Review: Earthbong ‘Church Of Bong’

The use of the word ‘bong’ in both the band and album name suggests that this must be stoner related somehow and indeed, the third record from German weed lords Earthbong completes a hazy, trippy trilogy of sorts, after 2018’s One Earth One Bong and 2020’s Bong Rites. Church Of Bong releases tomorrow, 25th August, through a collaboration between Black Farm Records (for the vinyl) and Evil Noise Recordings (for cassette).

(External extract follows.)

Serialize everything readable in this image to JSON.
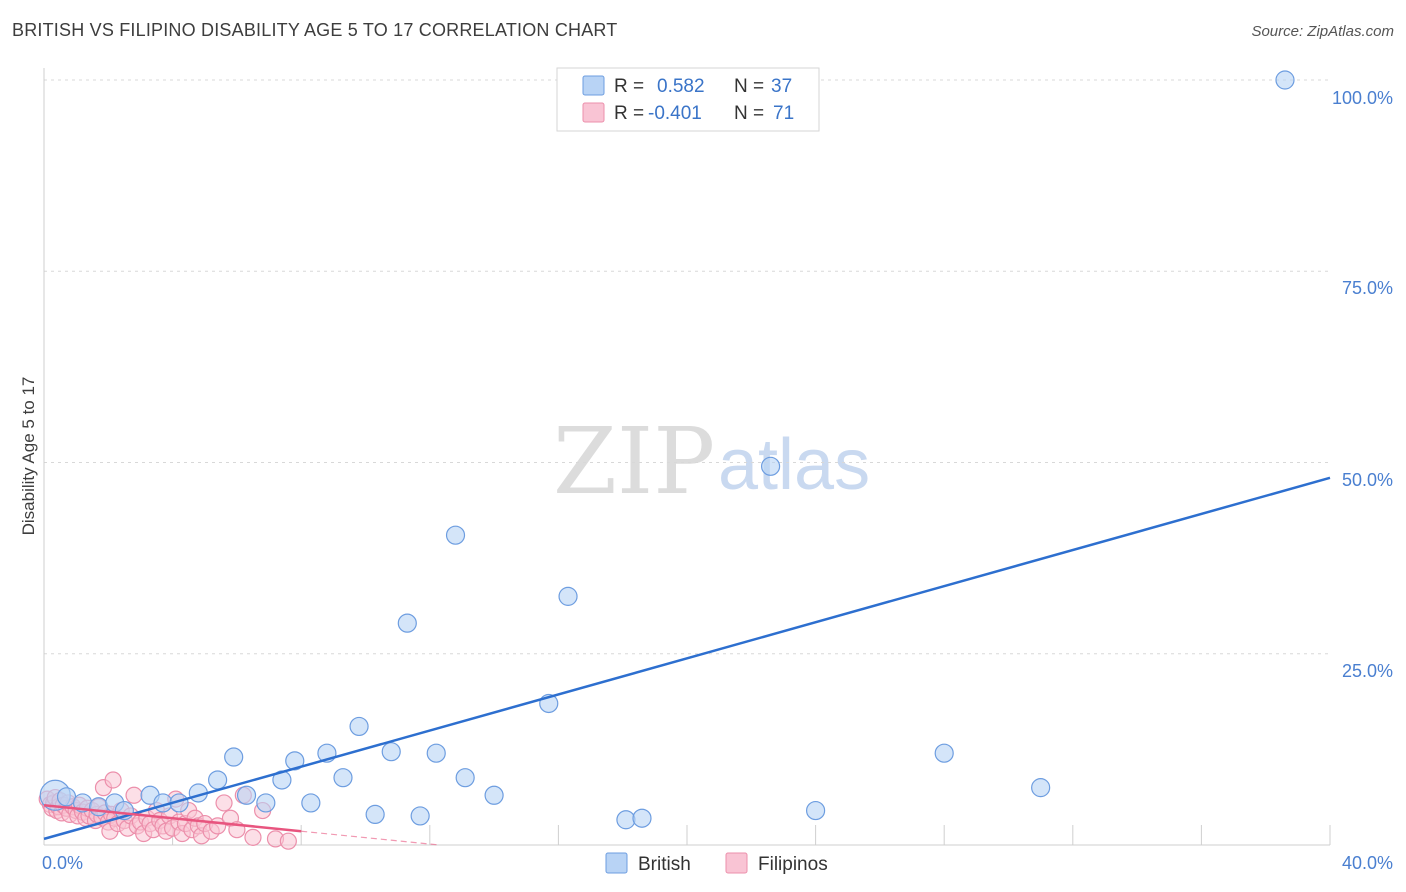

Earthbong 'Church Of Bong' Artwork
Earthbong ‘Church Of Bong’ Artwork

The slowly building wail of feedback into a lumberingly iconic doom riff gives us a great start for the rumbling, mesmerising Bong Aeterna. You’ve got eighteen plus minutes on the first track of two, a complimentary mix of earth shaking riffs and dreamy, psychedelic passages that drift and swirl around clean guitar hypnotics. All the obvious influences are here; Sleep, Electric Wizard, Bongzilla, Bong. But, despite the structure and the style always feeling a little samey in this genre (look, I love it, I love the genre, but it’s never been known for its innovation or complexity has it?), the swollen apocalyptic ‘breakdown’ that kicks in from about twelve minutes onwards is a dazzling mirage of stoner doom delight. The vocals are powerful, I’d say similar to Matt Pike but with more deathly roars at times too.

Dies Bongrae is the second part, and a little longer but you’d barely tell. You’d be too busy being submerged in endless waves of roiling doom, Boris-esque levels of fuzz and a much darker tone over all. If Bong Aeterna was the stained-glass windows of this Church, then Dies Bongrae seems to be that dark spot underneath the pulpit where all our doubts go to fester.

a complimentary mix of earth shaking riffs and dreamy, psychedelic passages…

Massive riffs and roars complement each other on the song’s endless trudge towards eternity, and for a moment after the twelfth minute or so you think you’ve made it. A quiet, introspective section, much like the first track, leave you with a taste of the life in between the RIFF. But, as we have seen numerous times before, you cannot escape the RIFF. The RIFF is our God now, and it comes swaggering back into a ripping solo above a groaning base. A monstrous effort in more ways than one…

Church Of Bong feels like the culmination of Earthbong‘s work where this almost religious fervour for the old Mary Jane has now become like a place of worship. Earthbong are deep, deep in the weeds for this one, teasing a pair of heavy, doomladen invocations for this new reality to build on. You may only be able to listen to Church Of Bong through extracurricular substances to get the full effect, but sober me will tell you that it is well worth the journey. Maybe it is a church for us to worship the band Bong? Now that is the kind of religious fervour I could get behind.